Many people don’t realize how much water the average toilet uses. Older toilets made before the 1980s often use 5-7 gallons of water per flush, while newer models can use around 3.5 gallons per flush. Over time, toilets have started using less and less water, and now there are dual-flush toilets that give users two options for how they want to flush: a small flush for liquid waste that uses .8 gallons or a larger flush for solid waste that uses 1.6 gallons. One of these toilets can significantly lower the amount of water wasted in a home, especially if the homeowner is upgrading from an old toilet.

Multi-Pane Windows

Traditionally, windows have been made with just a single pane of glass separating the home’s interior from the outside world. However, just one pane of glass doesn’t insulate a home very well, and it can cause a home to be colder in the winter and hotter in the summer, and that can also make it much more expensive to heat and cool the home.
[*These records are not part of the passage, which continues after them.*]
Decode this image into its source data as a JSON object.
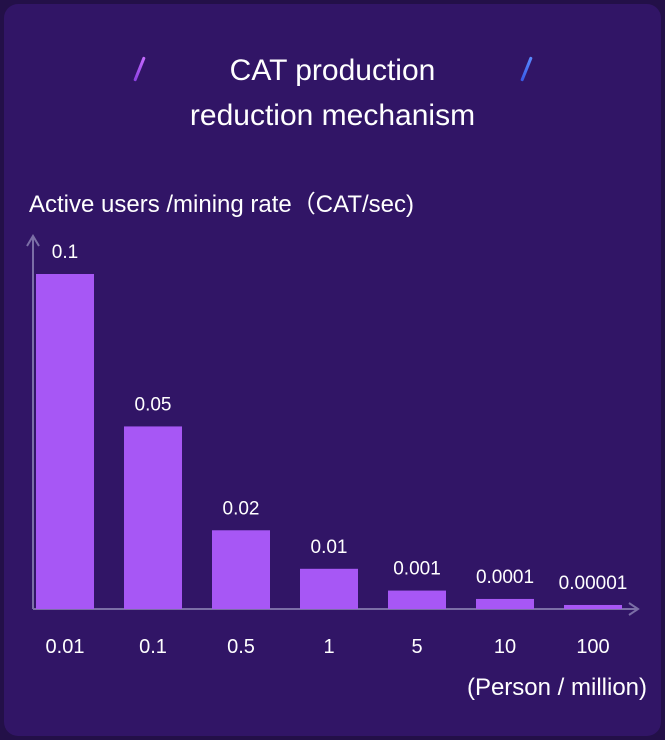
{
  "chart_data": {
    "type": "bar",
    "title": "CAT production reduction mechanism",
    "ylabel": "Active users /mining rate（CAT/sec)",
    "xlabel": "(Person / million)",
    "categories": [
      "0.01",
      "0.1",
      "0.5",
      "1",
      "5",
      "10",
      "100"
    ],
    "values": [
      0.1,
      0.05,
      0.02,
      0.01,
      0.001,
      0.0001,
      1e-05
    ],
    "value_labels": [
      "0.1",
      "0.05",
      "0.02",
      "0.01",
      "0.001",
      "0.0001",
      "0.00001"
    ],
    "display_levels": [
      1.0,
      0.545,
      0.235,
      0.12,
      0.055,
      0.03,
      0.012
    ],
    "bar_color": "#a757f5",
    "axis_color": "#7b6ea6",
    "grid": false
  },
  "header": {
    "title_line1": "CAT production",
    "title_line2": "reduction mechanism"
  }
}
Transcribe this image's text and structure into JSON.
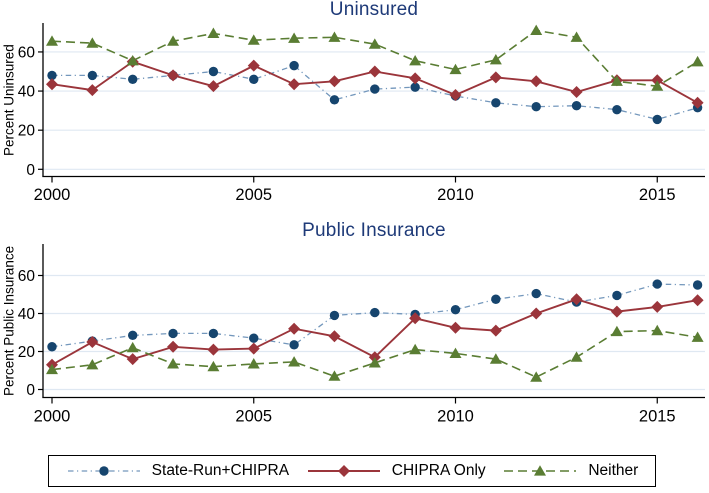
{
  "figure": {
    "background": "#ffffff",
    "axis_color": "#000000",
    "grid_color": "#dfe8f2",
    "title_color": "#1e3a78"
  },
  "legend": {
    "items": [
      {
        "label": "State-Run+CHIPRA"
      },
      {
        "label": "CHIPRA Only"
      },
      {
        "label": "Neither"
      }
    ]
  },
  "chart_data": [
    {
      "type": "line",
      "title": "Uninsured",
      "xlabel": "",
      "ylabel": "Percent Uninsured",
      "x": [
        2000,
        2001,
        2002,
        2003,
        2004,
        2005,
        2006,
        2007,
        2008,
        2009,
        2010,
        2011,
        2012,
        2013,
        2014,
        2015,
        2016
      ],
      "xticks": [
        2000,
        2005,
        2010,
        2015
      ],
      "yticks": [
        0,
        20,
        40,
        60
      ],
      "ylim": [
        0,
        75
      ],
      "grid": true,
      "legend_position": "bottom-shared",
      "series": [
        {
          "name": "State-Run+CHIPRA",
          "marker": "circle",
          "line_style": "dash-dot",
          "color": "#16456e",
          "line_color": "#7397bc",
          "values": [
            48,
            48,
            46,
            48,
            50,
            46,
            53,
            35.5,
            41,
            42,
            37.5,
            34,
            32,
            32.5,
            30.5,
            25.5,
            31.5
          ]
        },
        {
          "name": "CHIPRA Only",
          "marker": "diamond",
          "line_style": "solid",
          "color": "#9b353b",
          "line_color": "#9b353b",
          "values": [
            43.5,
            40.5,
            55,
            48,
            42.5,
            53,
            43.5,
            45,
            50,
            46.5,
            38,
            47,
            45,
            39.5,
            45.5,
            45.5,
            34
          ]
        },
        {
          "name": "Neither",
          "marker": "triangle",
          "line_style": "dash",
          "color": "#5a7d33",
          "line_color": "#5a7d33",
          "values": [
            65.5,
            64.5,
            55.5,
            65.5,
            69.5,
            66,
            67,
            67.5,
            64,
            55.5,
            51,
            56,
            71,
            67.5,
            45,
            42.5,
            55
          ]
        }
      ]
    },
    {
      "type": "line",
      "title": "Public Insurance",
      "xlabel": "",
      "ylabel": "Percent Public Insurance",
      "x": [
        2000,
        2001,
        2002,
        2003,
        2004,
        2005,
        2006,
        2007,
        2008,
        2009,
        2010,
        2011,
        2012,
        2013,
        2014,
        2015,
        2016
      ],
      "xticks": [
        2000,
        2005,
        2010,
        2015
      ],
      "yticks": [
        0,
        20,
        40,
        60
      ],
      "ylim": [
        0,
        75
      ],
      "grid": true,
      "legend_position": "bottom-shared",
      "series": [
        {
          "name": "State-Run+CHIPRA",
          "marker": "circle",
          "line_style": "dash-dot",
          "color": "#16456e",
          "line_color": "#7397bc",
          "values": [
            22.5,
            25.5,
            28.5,
            29.5,
            29.5,
            27,
            23.5,
            39,
            40.5,
            39.5,
            42,
            47.5,
            50.5,
            46,
            49.5,
            55.5,
            55
          ]
        },
        {
          "name": "CHIPRA Only",
          "marker": "diamond",
          "line_style": "solid",
          "color": "#9b353b",
          "line_color": "#9b353b",
          "values": [
            13,
            25,
            16,
            22.5,
            21,
            21.5,
            32,
            28,
            17,
            37.5,
            32.5,
            31,
            40,
            47.5,
            41,
            43.5,
            47
          ]
        },
        {
          "name": "Neither",
          "marker": "triangle",
          "line_style": "dash",
          "color": "#5a7d33",
          "line_color": "#5a7d33",
          "values": [
            10.5,
            13,
            22,
            13.5,
            12,
            13.5,
            14.5,
            7,
            14,
            21,
            19,
            16,
            6.5,
            17,
            30.5,
            31,
            27.5
          ]
        }
      ]
    }
  ]
}
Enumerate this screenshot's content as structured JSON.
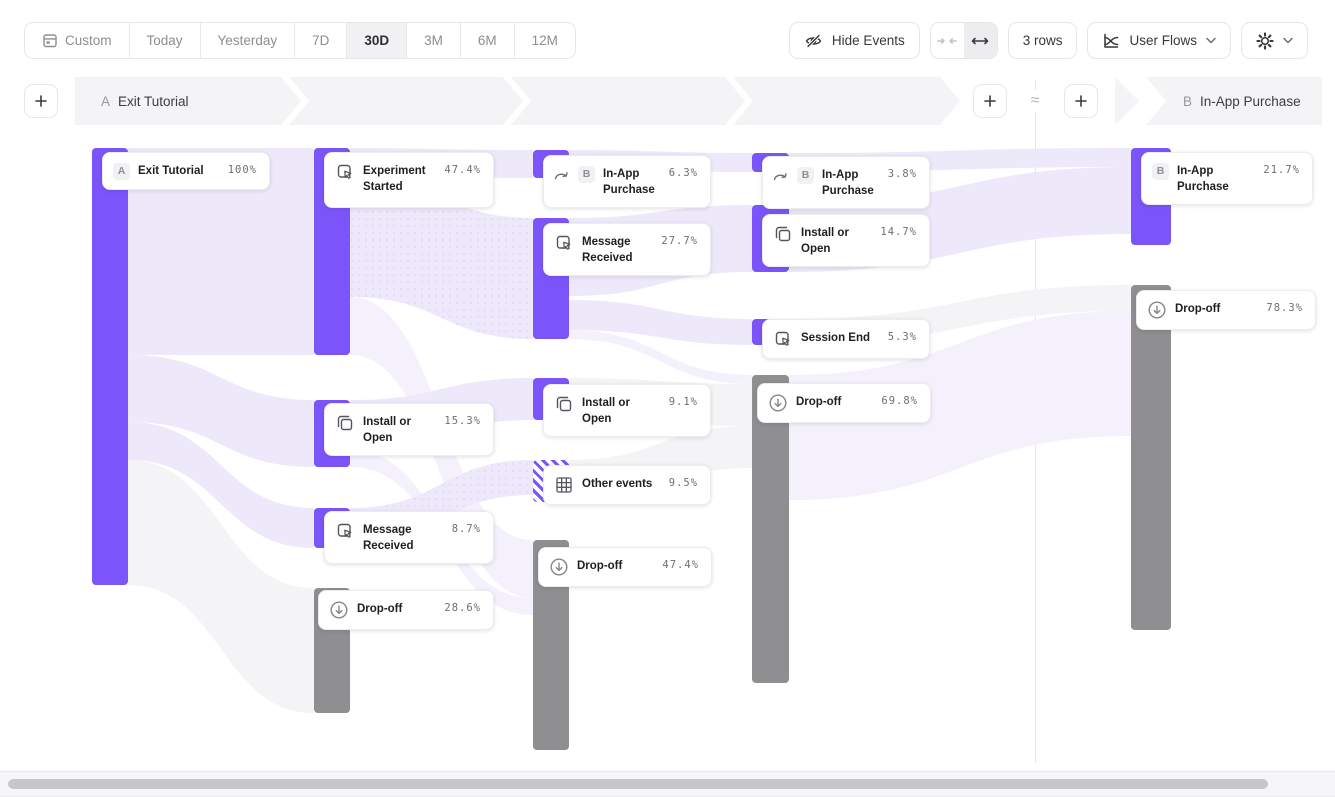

In order to help prevent the loss of energy, homeowners can install multi-pane windows. Dual-pane windows are the most commonly seen, but homeowners can also choose triple-pane windows, which are more expensive but are also more effective.

Energy-efficient installations can be a great way both to help take care of the earth and also save money on utility bills. These are just some of the great upgrades a homeowner can choose from, but there are energy-efficient alternatives for nearly everything; it’s just a matter of seeking them out.